Dian mengatakan, hari lahir pancasila ini sangat penting bagi organisasi masyarakat Pemuda Pancasila, sebab ada tanggungjawab untuk menjadikannya sebagai bahan refleksi dan mengamalkan nilai Pancasila.
Sebab itu, melalui talkshow Peringatan Hari Pancasila bertajuk Memperkokoh Ideologi Pancasila Menuju Indonesia Raya, Implementasi Pemahaman Nilai-nilai Pancasila dalam Kehidupan Berbangsa dan Bernegara yang dilaksanakan di Gedung Juang MPW Pemuda Pancasila Jawa Barat, Jalan BKR, Kota Bandung, Minggu 1 Juni 2025, diharapkan mampu kembali memperkokoh pondasi akan pentingnya mengamalkan nilai Pancasila.
"Selama tiga tahun terakhir kepemimpinan kami, kami tidak pernah absen memperingati hari lahir pancasila. Kami terus mengingatkan kepada seluruh kader bahwa menghapal dan memahami Pancasila saja tidak cukup. Kita harus mengamalkan, memberi contoh, bahkan mengajarkan nilai-nilainya kepada masyarakat," ujar Dian.
Dia meyakini, bila nilai Pancasila mampu diimplementasikan secara baik di tengah masyarakat, maka berbagai permasalahan bangsa akan terselesaikan.
"Tidak perlu lagi ada satuan tugas atau kebijakan represif lainnya. Kuncinya ada pada pengamalan nilai-nilai dasar bangsa ini," ucapnya.
Belum lagi Pancasila ini menurutnya, juga mampu menjadi tameng dalam menangkis arus budaya asing dan kemajuan teknologi yang menyimpang. Sehingga diperlukan pengingat, supaya jati diri bangsa tidak lekang oleh zaman.
"Kita menghadapi tantangan serius. Anak-anak, remaja dan kaum milenial kini rentan terhadap pengaruh yang menjauhkan mereka dari jati diri bangsa. Inilah fungsi dan peran penting organisasi kemasyarakatan, seperti Pemuda Pancasila, untuk menjadi pengingat dan pembimbing nilai-nilai Pancasila di tengah masyarakat," kata dia.
Sisi lain, di Jawa Barat menurutnya sejauh ini pengamalan Pancasila oleh pemerintah sudah cukup baik. Seperti Gubernur Dedi Mulyadi yang dinilainya patut diapresiasi, karena selalu bersentuhan langsung dengan masyarakat.

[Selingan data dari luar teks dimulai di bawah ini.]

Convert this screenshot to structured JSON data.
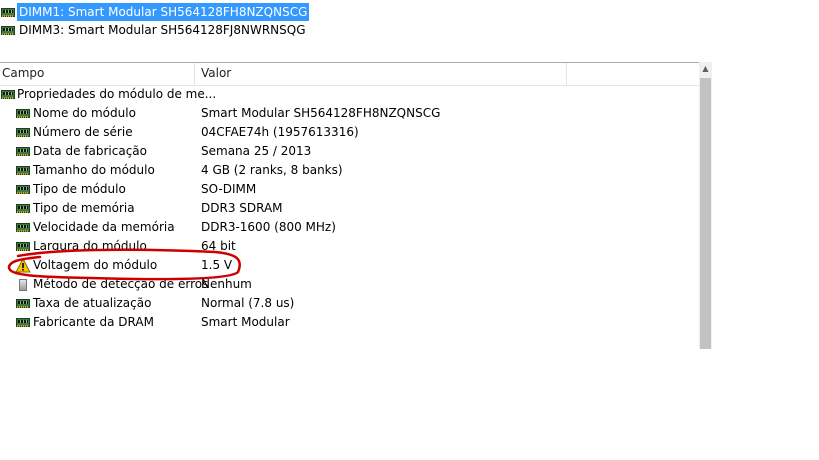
{
  "devices": [
    {
      "label": "DIMM1: Smart Modular SH564128FH8NZQNSCG",
      "selected": true
    },
    {
      "label": "DIMM3: Smart Modular SH564128FJ8NWRNSQG",
      "selected": false
    }
  ],
  "columns": {
    "field": "Campo",
    "value": "Valor"
  },
  "group_label": "Propriedades do módulo de me...",
  "properties": [
    {
      "field": "Nome do módulo",
      "value": "Smart Modular SH564128FH8NZQNSCG",
      "icon": "memory-module-icon"
    },
    {
      "field": "Número de série",
      "value": "04CFAE74h (1957613316)",
      "icon": "memory-module-icon"
    },
    {
      "field": "Data de fabricação",
      "value": "Semana 25 / 2013",
      "icon": "memory-module-icon"
    },
    {
      "field": "Tamanho do módulo",
      "value": "4 GB (2 ranks, 8 banks)",
      "icon": "memory-module-icon"
    },
    {
      "field": "Tipo de módulo",
      "value": "SO-DIMM",
      "icon": "memory-module-icon"
    },
    {
      "field": "Tipo de memória",
      "value": "DDR3 SDRAM",
      "icon": "memory-module-icon"
    },
    {
      "field": "Velocidade da memória",
      "value": "DDR3-1600 (800 MHz)",
      "icon": "memory-module-icon"
    },
    {
      "field": "Largura do módulo",
      "value": "64 bit",
      "icon": "memory-module-icon"
    },
    {
      "field": "Voltagem do módulo",
      "value": "1.5 V",
      "icon": "warning-icon"
    },
    {
      "field": "Método de detecção de erros",
      "value": "Nenhum",
      "icon": "disk-icon"
    },
    {
      "field": "Taxa de atualização",
      "value": "Normal (7.8 us)",
      "icon": "memory-module-icon"
    },
    {
      "field": "Fabricante da DRAM",
      "value": "Smart Modular",
      "icon": "memory-module-icon"
    }
  ],
  "colors": {
    "selection": "#3399ff",
    "annotation": "#cc0000",
    "module_green": "#3f7a3f"
  }
}
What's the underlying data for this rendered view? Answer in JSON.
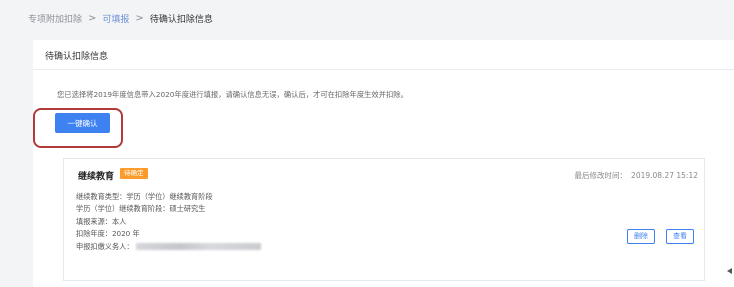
{
  "breadcrumb": {
    "items": [
      "专项附加扣除",
      "可填报",
      "待确认扣除信息"
    ],
    "separator": ">"
  },
  "panel": {
    "title": "待确认扣除信息",
    "notice": "您已选择将2019年度信息带入2020年度进行填报，请确认信息无误，确认后，才可在扣除年度生效并扣除。",
    "confirm_button": "一键确认"
  },
  "card": {
    "title": "继续教育",
    "status_tag": "待确定",
    "modified_label": "最后修改时间：",
    "modified_value": "2019.08.27 15:12",
    "fields": [
      {
        "label": "继续教育类型：",
        "value": "学历（学位）继续教育阶段"
      },
      {
        "label": "学历（学位）继续教育阶段：",
        "value": "硕士研究生"
      },
      {
        "label": "填报来源：",
        "value": "本人"
      },
      {
        "label": "扣除年度：",
        "value": "2020 年"
      },
      {
        "label": "申报扣缴义务人：",
        "value": ""
      }
    ],
    "delete_label": "删除",
    "view_label": "查看"
  },
  "colors": {
    "primary": "#3d82f0",
    "tag": "#fa9b2a",
    "highlight": "#b23a3a"
  }
}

"Kami juga mengapresiasi langkah-langkah nyata yang dilakukan oleh Gubernur kita, Pak Dedi Mulyadi, yang langsung menyentuh masyarakat dengan aksi-aksi yang mencerminkan nilai-nilai Pancasila secara nyata, bukan sekadar teori," ucapnya.
Sehingga kata Dian, hal ini harus terus diimplementasikan guna menjaga persatuan bangsa. Apalagi Pancasila lanjut dia, telah terbukti menjaga keutuhan bangsa yang beragam suku dan budaya.
"Kami percaya, Pancasila telah terbukti menjaga keutuhan bangsa selama 80 tahun lebih, menjadi pengikat harmoni dan kerukunan antarwarga," ujarnya.
Soal Pemuda Pancasila, Dian menegaskan bahwa sudah menjadi kewajiban kader untuk mengamalkan nilai Pancasila dalam keseharian.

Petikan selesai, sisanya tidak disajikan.